Alors, je vais ajouter quelques détails biographiques tirés de son profil public : c’est une new-yorkaise, artiste, qui voyage parfois à Paris pour son travail. Dit autrement : bobo. (Comme si ce n’était pas déjà évident !)

Véro a été étonnée par ce post, et moi aussi. Ce n’est pas une collection de villes très évidente, autre que « nous ne voulons pas vivre dans le Nord du pays ». Mais comment peut-il arriver que l’on s’en fout d’où vivre, mais être si certain quant au temps ? (J’ai une théorie — ils veulent quitter les États-Unis avant la prochaine élection législative, en novembre 2026.)
Il me semble, vu leur liste de vœux, qu’ils cherchent New-York-en-France ; si je me sentais un peu plus grincheux, je dirais Paris, mais à vrai dire, ce serait injuste envers Paris. On peut certainement trouver tout ça à Paris, mais même si Montmartre a son côté « village », j’ai hâte de voir leurs visages en se promenant par le Moulin Rouge et voyant les commerces voisins ! Le film est trompeur !
Si vous avez l’impression d’avoir déjà rencontré ce couple, en 2024, on a parlé d’un autre couple très similaire, qui a fini par quitter Nîmes pour revenir aux États-Unis. Comme leurs prédécesseurs, il me semble qu’ils cherchent la France pour ne pas être les États-Unis, mais pas vraiment pour être la France.
Véro a donné sa propre liste de raisons pour ne pas aller vivre en France, mais je ne la partagerai pas.

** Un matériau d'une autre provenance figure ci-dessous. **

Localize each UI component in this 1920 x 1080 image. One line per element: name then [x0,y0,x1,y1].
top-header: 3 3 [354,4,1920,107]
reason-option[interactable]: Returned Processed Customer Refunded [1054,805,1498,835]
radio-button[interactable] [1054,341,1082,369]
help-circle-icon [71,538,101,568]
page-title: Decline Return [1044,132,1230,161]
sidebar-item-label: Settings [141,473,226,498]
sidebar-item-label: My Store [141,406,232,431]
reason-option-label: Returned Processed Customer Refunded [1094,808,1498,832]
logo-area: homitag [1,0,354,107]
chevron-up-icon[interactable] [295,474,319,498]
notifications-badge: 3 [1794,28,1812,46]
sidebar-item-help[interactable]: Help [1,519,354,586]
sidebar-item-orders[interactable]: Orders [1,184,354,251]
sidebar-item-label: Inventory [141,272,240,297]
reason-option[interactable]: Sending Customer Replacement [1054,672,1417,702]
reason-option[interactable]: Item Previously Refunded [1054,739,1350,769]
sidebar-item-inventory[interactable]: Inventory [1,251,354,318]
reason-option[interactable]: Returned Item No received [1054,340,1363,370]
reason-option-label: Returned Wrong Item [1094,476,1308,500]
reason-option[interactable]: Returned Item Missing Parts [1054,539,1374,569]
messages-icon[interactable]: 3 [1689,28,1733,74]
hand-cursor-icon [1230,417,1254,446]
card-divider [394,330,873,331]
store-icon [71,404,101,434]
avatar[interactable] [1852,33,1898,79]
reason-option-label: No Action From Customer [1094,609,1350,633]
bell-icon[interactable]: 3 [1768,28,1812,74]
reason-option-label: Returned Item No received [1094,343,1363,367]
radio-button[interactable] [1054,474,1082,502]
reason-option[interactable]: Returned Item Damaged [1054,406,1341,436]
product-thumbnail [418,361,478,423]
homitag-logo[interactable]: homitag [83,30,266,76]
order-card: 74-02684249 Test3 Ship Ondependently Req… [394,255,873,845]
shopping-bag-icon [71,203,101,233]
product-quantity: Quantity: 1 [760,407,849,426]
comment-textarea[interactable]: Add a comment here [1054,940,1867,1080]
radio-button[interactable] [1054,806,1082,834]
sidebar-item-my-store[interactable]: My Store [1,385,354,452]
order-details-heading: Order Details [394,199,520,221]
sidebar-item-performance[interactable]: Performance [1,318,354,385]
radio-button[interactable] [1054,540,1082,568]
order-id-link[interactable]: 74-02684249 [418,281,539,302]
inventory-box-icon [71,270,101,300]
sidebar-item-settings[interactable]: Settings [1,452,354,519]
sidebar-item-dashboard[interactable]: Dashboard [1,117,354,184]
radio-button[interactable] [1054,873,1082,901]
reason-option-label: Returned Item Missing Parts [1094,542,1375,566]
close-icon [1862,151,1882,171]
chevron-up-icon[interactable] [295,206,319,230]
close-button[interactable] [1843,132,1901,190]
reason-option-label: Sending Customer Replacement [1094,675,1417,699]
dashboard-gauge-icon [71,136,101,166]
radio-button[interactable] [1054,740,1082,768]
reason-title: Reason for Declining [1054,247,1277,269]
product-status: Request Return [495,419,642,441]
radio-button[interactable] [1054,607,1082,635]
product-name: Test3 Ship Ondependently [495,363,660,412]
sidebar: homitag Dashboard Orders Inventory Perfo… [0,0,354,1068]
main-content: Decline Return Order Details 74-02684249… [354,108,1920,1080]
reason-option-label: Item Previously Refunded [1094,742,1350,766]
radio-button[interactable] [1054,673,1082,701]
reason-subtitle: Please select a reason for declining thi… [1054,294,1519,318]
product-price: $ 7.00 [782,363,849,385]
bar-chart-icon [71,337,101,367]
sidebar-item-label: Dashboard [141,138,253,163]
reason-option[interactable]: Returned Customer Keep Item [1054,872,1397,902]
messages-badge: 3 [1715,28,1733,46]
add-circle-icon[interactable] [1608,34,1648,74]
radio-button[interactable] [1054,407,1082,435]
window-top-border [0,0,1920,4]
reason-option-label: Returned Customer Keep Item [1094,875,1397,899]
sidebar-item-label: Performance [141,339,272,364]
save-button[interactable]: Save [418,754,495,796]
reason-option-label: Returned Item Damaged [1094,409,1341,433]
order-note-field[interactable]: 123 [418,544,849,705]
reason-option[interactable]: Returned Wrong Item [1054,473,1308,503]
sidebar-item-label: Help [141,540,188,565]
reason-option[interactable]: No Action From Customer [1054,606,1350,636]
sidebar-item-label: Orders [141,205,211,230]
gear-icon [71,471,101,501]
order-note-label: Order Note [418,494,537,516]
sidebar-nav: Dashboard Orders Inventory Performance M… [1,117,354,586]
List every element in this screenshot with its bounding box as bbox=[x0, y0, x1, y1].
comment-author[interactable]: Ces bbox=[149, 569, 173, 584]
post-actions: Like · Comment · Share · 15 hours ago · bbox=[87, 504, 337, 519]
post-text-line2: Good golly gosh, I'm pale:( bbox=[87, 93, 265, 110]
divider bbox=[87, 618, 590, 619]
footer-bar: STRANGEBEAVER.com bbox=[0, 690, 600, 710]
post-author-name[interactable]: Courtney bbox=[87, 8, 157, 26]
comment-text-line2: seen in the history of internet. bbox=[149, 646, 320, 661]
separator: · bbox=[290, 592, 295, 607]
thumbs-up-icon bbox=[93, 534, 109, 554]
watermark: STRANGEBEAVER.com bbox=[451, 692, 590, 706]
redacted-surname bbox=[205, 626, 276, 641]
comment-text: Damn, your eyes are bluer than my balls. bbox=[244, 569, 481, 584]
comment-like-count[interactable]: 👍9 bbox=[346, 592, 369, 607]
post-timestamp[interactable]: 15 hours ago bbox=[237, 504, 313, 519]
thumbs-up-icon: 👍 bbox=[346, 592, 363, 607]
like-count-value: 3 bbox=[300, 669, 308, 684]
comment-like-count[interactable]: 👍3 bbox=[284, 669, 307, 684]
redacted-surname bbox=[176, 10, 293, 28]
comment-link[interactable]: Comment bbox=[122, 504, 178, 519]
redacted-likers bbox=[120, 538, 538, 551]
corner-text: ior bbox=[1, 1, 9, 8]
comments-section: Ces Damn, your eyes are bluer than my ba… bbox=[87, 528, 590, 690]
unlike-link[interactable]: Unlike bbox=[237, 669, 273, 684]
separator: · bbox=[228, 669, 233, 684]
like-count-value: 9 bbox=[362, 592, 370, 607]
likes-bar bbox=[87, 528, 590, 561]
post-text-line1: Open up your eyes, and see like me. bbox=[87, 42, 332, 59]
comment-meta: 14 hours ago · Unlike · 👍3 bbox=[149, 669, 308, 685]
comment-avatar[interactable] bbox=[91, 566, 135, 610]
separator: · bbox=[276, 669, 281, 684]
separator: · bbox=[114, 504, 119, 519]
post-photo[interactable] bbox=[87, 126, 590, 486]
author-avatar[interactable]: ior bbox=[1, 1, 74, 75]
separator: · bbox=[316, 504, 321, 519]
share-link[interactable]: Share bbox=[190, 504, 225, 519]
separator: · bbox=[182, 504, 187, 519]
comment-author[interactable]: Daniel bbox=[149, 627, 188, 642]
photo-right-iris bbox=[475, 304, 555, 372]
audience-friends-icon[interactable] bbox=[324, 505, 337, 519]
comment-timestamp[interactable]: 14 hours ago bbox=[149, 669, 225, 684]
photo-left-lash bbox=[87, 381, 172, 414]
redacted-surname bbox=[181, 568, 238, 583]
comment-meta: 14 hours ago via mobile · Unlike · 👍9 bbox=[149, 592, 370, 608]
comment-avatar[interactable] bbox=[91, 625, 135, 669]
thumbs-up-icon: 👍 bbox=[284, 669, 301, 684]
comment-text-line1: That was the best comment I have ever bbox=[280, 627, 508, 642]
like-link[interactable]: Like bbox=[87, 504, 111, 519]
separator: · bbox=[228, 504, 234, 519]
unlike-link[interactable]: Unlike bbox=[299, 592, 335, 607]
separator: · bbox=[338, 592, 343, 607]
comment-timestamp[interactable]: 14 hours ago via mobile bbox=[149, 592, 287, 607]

Disons que je la trouve un peu plus pessimiste que moi, même si je suis d’accord avec elle que les journaux sont pleins d’exemples de tout ce qu’elle dit. Franchement, je m’inquiète le plus sur établir une relation avec un docteur assez vite pour avoir des ordonnances pour mes médicaments. Mais autre que ça ? Si ce couple venait sur ce blog, ils découvriraient assez vite que les transports ne sont pas comme à Paris partout. Bien sûr, il faut savoir lire les commentaires, et il me semble que ni l’une ni l’autre ne parle français. Véro ajoute aussi qu’elle prédit que les deux auront une chaîne YouTube pour se plaindre des fonctionnaires français, et là, j’avoue que je sais de quoi elle parle. J’ai vu les expériences de certains amis avec des époux étrangers. Ça me fait aussi peur pour le titre de séjour.
Mais je reviens encore et encore à leur indifférence à connaître la ville avant de déménager. « Bordeaux, Toulouse, ça m’est égal » — quoi ? Je soupçonne qu’il s’agit d’un couple vegan — je n’ai pas de preuves, mais je crois que je connais le type. Je ne suis pas sûr qu’ils survivront au pays du cassoulet. La salade lyonnaise risque de ne pas convenir à leur goût non plus !
Je ne peux pas dire que je sais que je m’épanouirai en France. Je le crois, je l’espère, mais jusqu’au moment où je suis là, qui sait vraiment ? Mais ces deux ? J’aimerais dire qu’il y a un couple à Nîmes qu’ils devraient consulter, mais c’est déjà trop tard pour ça.